Großmama packt ausRomanIrene DischeBelletristikEnglischBuchVerlag Hoffmann und Campe2005Hamburg23366Reinhard Kaiser
 
Leser-Kommentare
  1. 1. Tempo

    Ja, Tristram Shandy. Daran hatte ich beim Lesen gar nicht gedacht. Wohl aber an die Erzählweise der Aufklärer, die von Sterne ja beeinflusst waren, allen voran Diderot in seinem Jacques Le Fatatliste. Dessen Erzähltempo finde ich bei Dische wieder: die Geschichten in den Geschichten und der Grundsatz, man solle sich nicht ärgern über das, was nicht zu ändern ist sowie nicht über das, was noch änderbar ist. Aber jenseits allem Tempo und Sarkasmus: die Würde derer, über die hier gespottet wird - und jeder bekommt hier, was er/sie braucht - geht nie verloren, es geht so menschlich zu wie bei Updike: Menschen sind schwach, weil sie eben Menschen sind. Wir haben nun mal keine besseren.

  2. Ah, da muss ja noch ein zweiter Eintrag nachgeschoben werden - Frau Dische hat den Stoff ja schon einmal verarbeitet, diesmal unter dem Titel Fromme Lügen.

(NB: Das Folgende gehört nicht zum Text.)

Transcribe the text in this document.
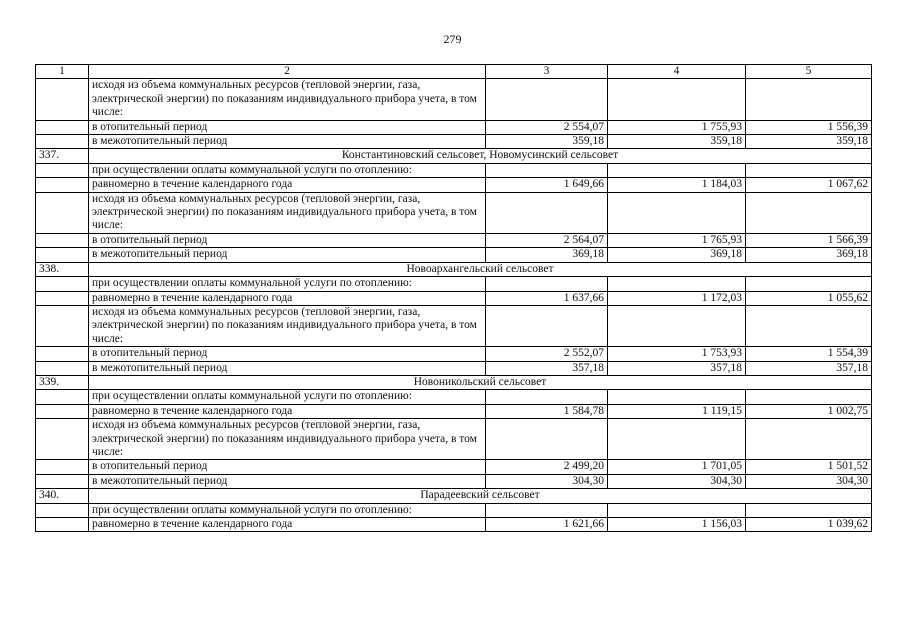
279
1	2	3	4	5
	исходя из объема коммунальных ресурсов (тепловой энергии, газа, электрической энергии) по показаниям индивидуального прибора учета, в том числе:			
	в отопительный период	2 554,07	1 755,93	1 556,39
	в межотопительный период	359,18	359,18	359,18
337.	Константиновский сельсовет, Новомусинский сельсовет			
	при осуществлении оплаты коммунальной услуги по отоплению:			
	равномерно в течение календарного года	1 649,66	1 184,03	1 067,62
	исходя из объема коммунальных ресурсов (тепловой энергии, газа, электрической энергии) по показаниям индивидуального прибора учета, в том числе:			
	в отопительный период	2 564,07	1 765,93	1 566,39
	в межотопительный период	369,18	369,18	369,18
338.	Новоархангельский сельсовет			
	при осуществлении оплаты коммунальной услуги по отоплению:			
	равномерно в течение календарного года	1 637,66	1 172,03	1 055,62
	исходя из объема коммунальных ресурсов (тепловой энергии, газа, электрической энергии) по показаниям индивидуального прибора учета, в том числе:			
	в отопительный период	2 552,07	1 753,93	1 554,39
	в межотопительный период	357,18	357,18	357,18
339.	Новоникольский сельсовет			
	при осуществлении оплаты коммунальной услуги по отоплению:			
	равномерно в течение календарного года	1 584,78	1 119,15	1 002,75
	исходя из объема коммунальных ресурсов (тепловой энергии, газа, электрической энергии) по показаниям индивидуального прибора учета, в том числе:			
	в отопительный период	2 499,20	1 701,05	1 501,52
	в межотопительный период	304,30	304,30	304,30
340.	Парадеевский сельсовет			
	при осуществлении оплаты коммунальной услуги по отоплению:			
	равномерно в течение календарного года	1 621,66	1 156,03	1 039,62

Aber der Reihe nach. Nachdem ich das Großmama Buch (leider) ausgelesen hatte (Empress of Weehawken ist ein viel, viel besserer Titel), wollte ich natürlich mehr von dieser Autorin lesen. Also lief ich zur Bibliothek (in die Landesbibliothek lief ich vergeblich, dort ist die früher kostenlose Ausleihe inzwischen 30 EUR p.a. teuer - wofür zahle ich eigentlich Steuern? Ach ja - die werden ja jetzt gesenkt dafür, dass ich mehr Geld für Gebühren in der Tasche habe) und fand den Titel Fromme Lügen.

    Die erste Geschichte dieses Bandes, Eine Jüdin für Charles Allen, kannte ich schon. Über diese Geschichte hatte ich übrigens Interesse an Irene Dische bekommen - Dank einer Anthologie neuerer Amerikanischer Stories von Michael Naumann (an dieser Stelle vielen Dank dafür). Was Naumann aber eben nicht gesagt hat: Fromme Lügen behandelt eben genau den Großmama Stoff!

    Nur ist Dr. Carl Rother hier Dr. Ronald Bauer, er ist auch nicht Arzt sondern gewesener Architekt. Großmama heißt Eva und ist sehr früh gestorben Irene und Carlchen sind Sally und Dicky und Renate heisst Connie, ist wiederum Pathologin, hat aber einen großen Busen. Auch Sig und Dische kommen vor, in ungefähr wesensgleich, wenn auch mit anderem Namen. Ich bin erst (gottseidank) bei der Hälfte angelangt, aber hier ist alles ein wenig anders. Die Kruzifixe im Bauerschen (Rotherschen) Haushalt sind doch sehr zahlreich und beklemmend - es geht enger zu dort als bei Rothers. Es wird auch mehr reflektiert. Und die Sektion einer Pelvis gerät schon recht metaphorisch.

    Mit anderen Worten: zum Großmama-Buch fällt mir Mozarts Satz ein, man kennt nicht, dass es schwer ist. Hier in den Frommen Lügen schon, hier merkt man doch, dass Dichten Arbeit ist. Aber gut. Warum nicht von zwei Seiten aus das Tableau betrachten. Mit etwas Glück bekommen wir von Irene Dische noch zwei weitere Perspektiven - sozusagen: nicht Vier Jahreszeiten im Yrwental sondern vier Wahlverwandschaften zwischen New Jersey und Berlin. Das wäre doch mal was!